Nor have Muslim men escaped from this onslaught of intolerance. On Aug. 5, 1994 Michael Taylor filed a complaint with the Ontario Human Rights Commission against Justice Arthur C. Whealy of the Ontario Court General Division. The complaint alleges that Justice Whealy ordered Taylor and other Muslims observing a trial to leave his courtroom for wearing kufis (a headcovering worn by some Muslim men). Lawyer Peter Rosenthal, acting for Taylor, maintains that "discrimination in the use of court facilities is particularly repugnant to the values expressed in the preamble to the Human Rights Code."
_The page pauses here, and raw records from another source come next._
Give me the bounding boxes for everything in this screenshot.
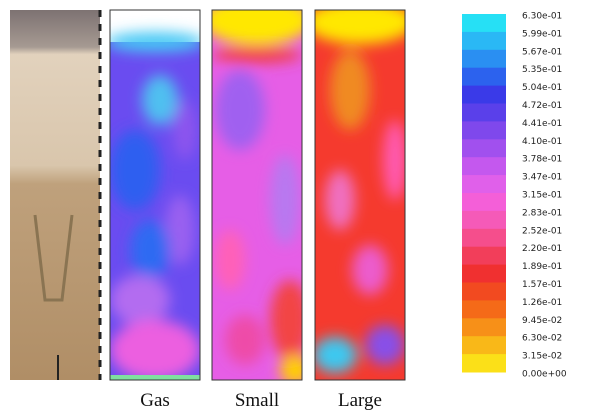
colorbar-label: 3.47e-01 bbox=[522, 173, 562, 183]
colorbar-swatch bbox=[462, 265, 506, 283]
colorbar-swatch bbox=[462, 50, 506, 68]
gas-field bbox=[105, 10, 205, 380]
colorbar-label: 3.15e-02 bbox=[522, 352, 562, 362]
colorbar-swatch bbox=[462, 175, 506, 193]
colorbar-swatch bbox=[462, 68, 506, 86]
colorbar-swatch bbox=[462, 193, 506, 211]
figure: 6.30e-01 5.99e-01 5.67e-01 5.35e-01 5.04e-01… bbox=[0, 0, 605, 416]
panel-label: Small bbox=[235, 390, 279, 411]
colorbar-label: 4.72e-01 bbox=[522, 101, 562, 111]
colorbar-label: 3.78e-01 bbox=[522, 155, 562, 165]
colorbar-label: 2.83e-01 bbox=[522, 208, 562, 218]
colorbar-label: 1.89e-01 bbox=[522, 262, 562, 272]
colorbar: 6.30e-01 5.99e-01 5.67e-01 5.35e-01 5.04e-01… bbox=[462, 12, 567, 380]
photo bbox=[10, 10, 100, 380]
colorbar-label: 3.15e-01 bbox=[522, 191, 562, 201]
colorbar-swatch bbox=[462, 157, 506, 175]
colorbar-swatch bbox=[462, 300, 506, 318]
colorbar-label: 2.20e-01 bbox=[522, 244, 562, 254]
colorbar-swatch bbox=[462, 32, 506, 50]
colorbar-swatch bbox=[462, 86, 506, 104]
colorbar-swatch bbox=[462, 139, 506, 157]
colorbar-label: 5.99e-01 bbox=[522, 29, 562, 39]
colorbar-label: 1.26e-01 bbox=[522, 298, 562, 308]
small-field bbox=[202, 0, 312, 385]
colorbar-swatch bbox=[462, 14, 506, 32]
colorbar-label: 9.45e-02 bbox=[522, 316, 562, 326]
colorbar-swatch bbox=[462, 318, 506, 336]
colorbar-label: 4.10e-01 bbox=[522, 137, 562, 147]
colorbar-label: 5.35e-01 bbox=[522, 65, 562, 75]
colorbar-label: 4.41e-01 bbox=[522, 119, 562, 129]
panel-label: Large bbox=[338, 390, 382, 411]
colorbar-label: 2.52e-01 bbox=[522, 226, 562, 236]
colorbar-label: 6.30e-01 bbox=[522, 12, 562, 22]
colorbar-swatch bbox=[462, 211, 506, 229]
colorbar-swatch bbox=[462, 283, 506, 301]
colorbar-swatch bbox=[462, 104, 506, 122]
colorbar-label: 5.04e-01 bbox=[522, 83, 562, 93]
colorbar-swatch bbox=[462, 229, 506, 247]
colorbar-swatch bbox=[462, 121, 506, 139]
colorbar-label: 6.30e-02 bbox=[522, 334, 562, 344]
large-field bbox=[305, 0, 415, 380]
colorbar-label: 0.00e+00 bbox=[522, 370, 567, 380]
panel-label: Gas bbox=[140, 390, 170, 411]
colorbar-label: 5.67e-01 bbox=[522, 47, 562, 57]
colorbar-swatch bbox=[462, 354, 506, 372]
colorbar-label: 1.57e-01 bbox=[522, 280, 562, 290]
colorbar-swatch bbox=[462, 336, 506, 354]
colorbar-swatch bbox=[462, 247, 506, 265]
Trial transcripts obtained by the Washington Report indicate that Justice Whealy entered the courtroom on Nov. 15, 1993 and said, "Anyone insisting upon wearing a hat may leave." Robert Kellermann, a lawyer acting for one of the parties on trial, tried to intervene: "If I could speak, Your Honor. It is a religious matter." Justice Whealy replied, "I do not care. I am not quarreling with his religion, he is just not going to be in the courtroom."

Rosenthal is seeking a public apology from Justice Whealy, and a directive from the chief justice of Ontario that no person is to be excluded from a courtroom because he or she is wearing a head covering for religious purposes. In addition, the attorney wants an inquiry to consider whether someone expressing such views "should be allowed to preside at criminal trials in this multicultural province."

Faisal Kutty is a free-lance writer based in Toronto.